5. Tarihin Tasnifi (Sınıflandırılması)
a. Zamana Göre Tasnif: (Ortaçağ Tarihi, 9. Yüzyıl Tarihi gibi)
b. Mekana Göre Tasnif: (Türkiye Tarihi, Avrupa Tarihi, Ankara Tarihi gibi)
c. Konuya Göre Tasnif: (Tıp Tarihi, Sanat Tarihi, Hukuk Tarihi gibi)
Tarihin Sınıflandırılmasının Sebebi:
Öğrenmeyi, öğretmeyi, araştırmayı kolaylaştırmaktır.
6. Zaman ve Takvim
Takvim, zamanı günlere, aylara, yıllara bölme yöntemidir.
- İnsanlar zamanı ölçerken ölçü aracı olarak güneşi ve ayı kullanmışlardır.
- Güneşi kullananlar dünyanın güneş etrafında bir tam dönüşünü esas almışlardır (365 gün 6 saat).
- Bu şekilde güneşe göre oluşturulan takvimlere Güneş Takvimi diyoruz.
- Ayı kullananlar ise ayın dünya etrafında 12 kez dönmesini (12 x 29,5 =354) esas almışlardır. Bu şekilde aya göre oluşturulan takvimlere Ay Takvimi diyoruz.
- Tarihte ilk güneş takvimini Mısırlılar, ilk ay takvimini de Sümerler kullanmışlardır.
- Her toplum kendi talwimini oluştururken kendileri için önemli saydıkları bir günü başlangıç olarak kullanmışlardır.
Örnek olarak;
- Romalılar, Roma'nın kuruluşunu,
- Müslümanlar, Hz. Muhammed'in hicretini,
- Hıristiyanlar, Hz. İsa'nın doğumunu takvimlerinin başlangıcı yapmışlardır.

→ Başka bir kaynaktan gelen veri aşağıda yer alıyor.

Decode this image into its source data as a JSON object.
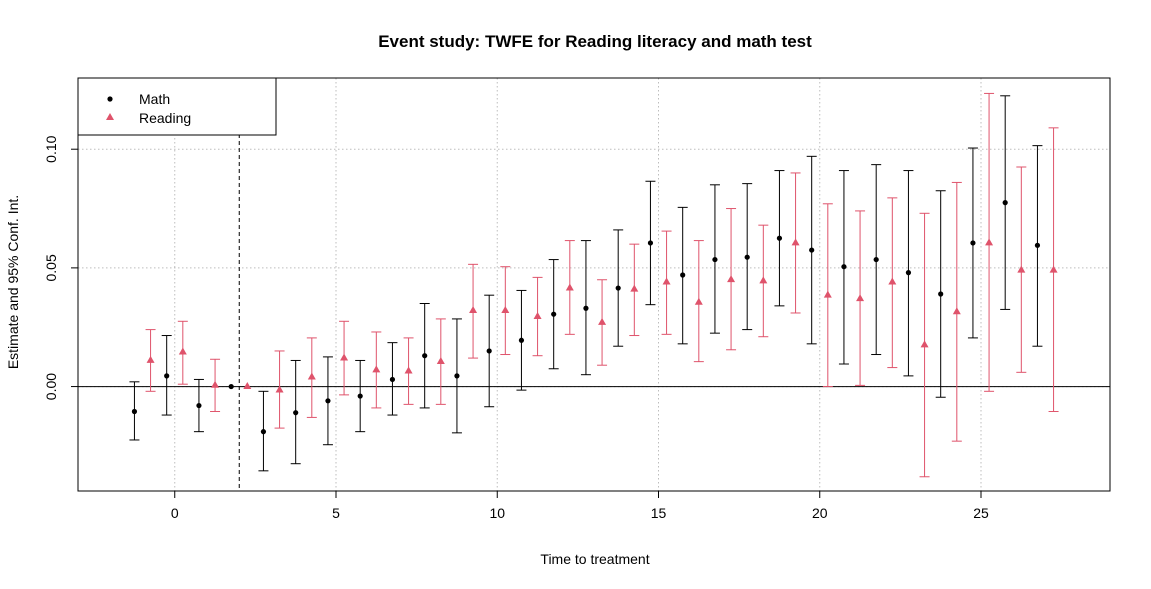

7. Türklerin Kullandıkları Takvimler
12 Hayvanlı Türk Takvimi:
- Türklerin kullandığı en eski takvimdir.
- Güneş yılını esas alır. 12 yılda bir devir yapar.

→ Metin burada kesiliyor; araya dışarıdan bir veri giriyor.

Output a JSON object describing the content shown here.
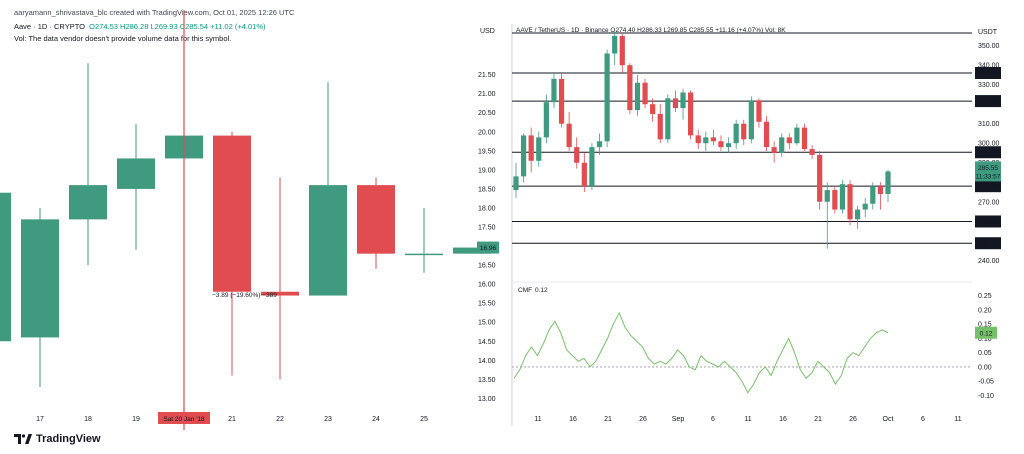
{
  "header": {
    "attribution": "aaryamann_shrivastava_blc created with TradingView.com, Oct 01, 2025 12:26 UTC",
    "left_legend_prefix": "Aave · 1D · CRYPTO",
    "left_ohlc": {
      "o": "O274.53",
      "h": "H286.28",
      "l": "L269.93",
      "c": "C285.54",
      "chg": "+11.02 (+4.01%)"
    },
    "left_vol_note": "Vol: The data vendor doesn't provide volume data for this symbol.",
    "right_legend": "AAVE / TetherUS · 1D · Binance O274.40 H286.33 L269.85 C285.55 +11.16 (+4.07%) Vol: 8K"
  },
  "brand": {
    "name": "TradingView"
  },
  "colors": {
    "up": "#3f9a7f",
    "down": "#e04c50",
    "line": "#77c06a",
    "marker": "#e04c50"
  },
  "chart_data": [
    {
      "type": "candlestick",
      "title": "Aave · 1D · CRYPTO",
      "ylabel": "USD",
      "ylim": [
        12.8,
        22.2
      ],
      "yticks": [
        "21.50",
        "21.00",
        "20.50",
        "20.00",
        "19.50",
        "19.00",
        "18.50",
        "18.00",
        "17.50",
        "17.00",
        "16.50",
        "16.00",
        "15.50",
        "15.00",
        "14.50",
        "14.00",
        "13.50",
        "13.00"
      ],
      "xticks": [
        "17",
        "18",
        "19",
        "Sat 20 Jan '18",
        "21",
        "22",
        "23",
        "24",
        "25"
      ],
      "highlight_x": "Sat 20 Jan '18",
      "last_price_label": "16.96",
      "measure_label": "−3.89 (−19.60%) −389",
      "candles": [
        {
          "x": "16",
          "o": 14.5,
          "h": 18.4,
          "l": 14.5,
          "c": 18.4
        },
        {
          "x": "17",
          "o": 14.6,
          "h": 18.0,
          "l": 13.3,
          "c": 17.7
        },
        {
          "x": "18",
          "o": 17.7,
          "h": 21.8,
          "l": 16.5,
          "c": 18.6
        },
        {
          "x": "19",
          "o": 18.5,
          "h": 20.2,
          "l": 16.9,
          "c": 19.3
        },
        {
          "x": "Sat 20 Jan '18",
          "o": 19.3,
          "h": 21.2,
          "l": 12.8,
          "c": 19.9
        },
        {
          "x": "21",
          "o": 19.9,
          "h": 20.0,
          "l": 13.6,
          "c": 15.8
        },
        {
          "x": "22",
          "o": 15.8,
          "h": 18.8,
          "l": 13.5,
          "c": 15.7
        },
        {
          "x": "23",
          "o": 15.7,
          "h": 21.3,
          "l": 15.7,
          "c": 18.6
        },
        {
          "x": "24",
          "o": 18.6,
          "h": 18.8,
          "l": 16.4,
          "c": 16.8
        },
        {
          "x": "25",
          "o": 16.8,
          "h": 18.0,
          "l": 16.3,
          "c": 16.8
        },
        {
          "x": "26",
          "o": 16.8,
          "h": 16.9,
          "l": 16.8,
          "c": 16.96
        }
      ]
    },
    {
      "type": "candlestick",
      "title": "AAVE / TetherUS · 1D · Binance",
      "ylabel": "USDT",
      "ylim": [
        234,
        357
      ],
      "yticks": [
        "350.00",
        "340.00",
        "330.00",
        "320.00",
        "310.00",
        "300.00",
        "290.00",
        "280.00",
        "270.00",
        "260.00",
        "250.00",
        "240.00"
      ],
      "xticks": [
        "11",
        "16",
        "21",
        "26",
        "Sep",
        "6",
        "11",
        "16",
        "21",
        "26",
        "Oct",
        "6",
        "11"
      ],
      "last_price_label": "285.55",
      "countdown_label": "11:33:57",
      "levels": [
        {
          "value": 356.5,
          "label": ""
        },
        {
          "value": 335.98,
          "label": "335.98"
        },
        {
          "value": 321.59,
          "label": "321.59"
        },
        {
          "value": 295.38,
          "label": "295.38"
        },
        {
          "value": 277.98,
          "label": "277.98"
        },
        {
          "value": 259.89,
          "label": "259.89"
        },
        {
          "value": 248.75,
          "label": "248.75"
        }
      ],
      "candles": [
        {
          "o": 276,
          "h": 290,
          "l": 272,
          "c": 283
        },
        {
          "o": 283,
          "h": 305,
          "l": 280,
          "c": 304
        },
        {
          "o": 304,
          "h": 308,
          "l": 285,
          "c": 291
        },
        {
          "o": 291,
          "h": 306,
          "l": 288,
          "c": 303
        },
        {
          "o": 303,
          "h": 325,
          "l": 300,
          "c": 321
        },
        {
          "o": 321,
          "h": 336,
          "l": 318,
          "c": 333
        },
        {
          "o": 333,
          "h": 336,
          "l": 308,
          "c": 310
        },
        {
          "o": 310,
          "h": 316,
          "l": 296,
          "c": 298
        },
        {
          "o": 298,
          "h": 303,
          "l": 287,
          "c": 290
        },
        {
          "o": 290,
          "h": 295,
          "l": 275,
          "c": 278
        },
        {
          "o": 278,
          "h": 300,
          "l": 276,
          "c": 298
        },
        {
          "o": 298,
          "h": 305,
          "l": 294,
          "c": 301
        },
        {
          "o": 301,
          "h": 348,
          "l": 298,
          "c": 346
        },
        {
          "o": 346,
          "h": 357,
          "l": 340,
          "c": 355
        },
        {
          "o": 355,
          "h": 356,
          "l": 336,
          "c": 340
        },
        {
          "o": 340,
          "h": 341,
          "l": 315,
          "c": 317
        },
        {
          "o": 317,
          "h": 335,
          "l": 314,
          "c": 331
        },
        {
          "o": 331,
          "h": 333,
          "l": 318,
          "c": 320
        },
        {
          "o": 320,
          "h": 323,
          "l": 311,
          "c": 315
        },
        {
          "o": 315,
          "h": 320,
          "l": 300,
          "c": 302
        },
        {
          "o": 302,
          "h": 325,
          "l": 300,
          "c": 323
        },
        {
          "o": 323,
          "h": 327,
          "l": 316,
          "c": 318
        },
        {
          "o": 318,
          "h": 328,
          "l": 312,
          "c": 326
        },
        {
          "o": 326,
          "h": 327,
          "l": 302,
          "c": 304
        },
        {
          "o": 304,
          "h": 307,
          "l": 297,
          "c": 300
        },
        {
          "o": 300,
          "h": 306,
          "l": 296,
          "c": 303
        },
        {
          "o": 303,
          "h": 307,
          "l": 299,
          "c": 301
        },
        {
          "o": 301,
          "h": 304,
          "l": 296,
          "c": 298
        },
        {
          "o": 298,
          "h": 303,
          "l": 295,
          "c": 300
        },
        {
          "o": 300,
          "h": 312,
          "l": 297,
          "c": 310
        },
        {
          "o": 310,
          "h": 312,
          "l": 299,
          "c": 302
        },
        {
          "o": 302,
          "h": 324,
          "l": 300,
          "c": 322
        },
        {
          "o": 322,
          "h": 323,
          "l": 308,
          "c": 311
        },
        {
          "o": 311,
          "h": 314,
          "l": 296,
          "c": 298
        },
        {
          "o": 298,
          "h": 301,
          "l": 290,
          "c": 295
        },
        {
          "o": 295,
          "h": 305,
          "l": 293,
          "c": 303
        },
        {
          "o": 303,
          "h": 305,
          "l": 297,
          "c": 300
        },
        {
          "o": 300,
          "h": 310,
          "l": 299,
          "c": 308
        },
        {
          "o": 308,
          "h": 310,
          "l": 296,
          "c": 297
        },
        {
          "o": 297,
          "h": 299,
          "l": 292,
          "c": 294
        },
        {
          "o": 294,
          "h": 296,
          "l": 266,
          "c": 270
        },
        {
          "o": 270,
          "h": 280,
          "l": 246,
          "c": 276
        },
        {
          "o": 276,
          "h": 278,
          "l": 264,
          "c": 266
        },
        {
          "o": 266,
          "h": 281,
          "l": 264,
          "c": 279
        },
        {
          "o": 279,
          "h": 281,
          "l": 258,
          "c": 261
        },
        {
          "o": 261,
          "h": 268,
          "l": 256,
          "c": 266
        },
        {
          "o": 266,
          "h": 272,
          "l": 262,
          "c": 269
        },
        {
          "o": 269,
          "h": 280,
          "l": 266,
          "c": 278
        },
        {
          "o": 278,
          "h": 280,
          "l": 266,
          "c": 274
        },
        {
          "o": 274,
          "h": 286.33,
          "l": 269.85,
          "c": 285.55
        }
      ]
    },
    {
      "type": "line",
      "title": "CMF",
      "value_label": "0.12",
      "ylim": [
        -0.13,
        0.27
      ],
      "yticks": [
        "0.25",
        "0.20",
        "0.15",
        "0.10",
        "0.05",
        "0.00",
        "-0.05",
        "-0.10"
      ],
      "zero_line": 0,
      "series": [
        {
          "values": [
            -0.04,
            -0.01,
            0.04,
            0.07,
            0.04,
            0.08,
            0.13,
            0.16,
            0.12,
            0.06,
            0.04,
            0.02,
            0.03,
            0.0,
            0.02,
            0.06,
            0.1,
            0.15,
            0.19,
            0.14,
            0.11,
            0.09,
            0.07,
            0.03,
            0.01,
            0.02,
            0.01,
            0.03,
            0.06,
            0.04,
            0.0,
            -0.01,
            0.04,
            0.02,
            0.01,
            0.0,
            0.02,
            0.0,
            -0.02,
            -0.05,
            -0.09,
            -0.06,
            -0.02,
            0.0,
            -0.03,
            0.02,
            0.06,
            0.1,
            0.05,
            -0.01,
            -0.04,
            -0.02,
            0.02,
            0.0,
            -0.02,
            -0.06,
            -0.03,
            0.03,
            0.05,
            0.04,
            0.07,
            0.1,
            0.12,
            0.13,
            0.12
          ]
        }
      ]
    }
  ]
}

- Bu takvimde her yıl bir hayvan adıyla anılıyordu.
- Günümüzde Çin, Tibet ve Sibirya'da kullanılmaktadır.
Celali Takvimi:
- Büyük Selçuklular zamanında Melikşah tarafından Ömer Hayyam ve ekibine hazırlatılan bu takvim, güneş yılına göre düzenlenmişti.
Hicri Takvim:
- Ay yılını esas alır.
- Başlangıç olarak Hz. Muhammed'in Mekke'den Medine'ye hicret ettiği 622 yılını alır.
- Günümüzde Ramazan ayı, kutsal gün ve gecelerde bu takvimi kullanmaktayız.
Rumi Takvim:
- Osmanlı Devletinde resmi ve mali işlerde kullanılmak üzere Tanzimat Fermanı ile (1839) yürürlüğe giren takvimdir.
- Güneş yılını esas alır.
Miladi Takvim:
- 1926'dan itibaren kullandığı takvimdir. Güneş yılını esas alır. Temeli Mısırlılara dayanır.
- İyon ve Yunanlılar kanalıyla Batı'ya aktarılmıştır.
- Romalılar Sezar zamanında Jülyen takvimi olarak düzenlemiş ve kullanmışlardır.
- Yeniçağ'da Papa XII. Gregor tarafından yeniden yapılan düzenlemelerle Gregoryen Takvimi olarak anılmıştır.
- Miladi takvim Hz. İsa'nın doğuşunu başlangıç olarak kabul eder.
- Ülkemizde 1 Ocak 1926'dan itibaren Milâdi Takvim kullanılmaktadır.
8. Tarih Öğreniminin Önemi
- Bugünkü uygarlığın gelişimi öğrenilir, insanlığın ortak mirası bilinci oluşur.
- Kişinin vatan ve millet sevgisi gelişir.
- Milli birlik ve beraberlik duyguları güçlenir.
- Yöneticiler, geçmişteki olaylardan ders alır.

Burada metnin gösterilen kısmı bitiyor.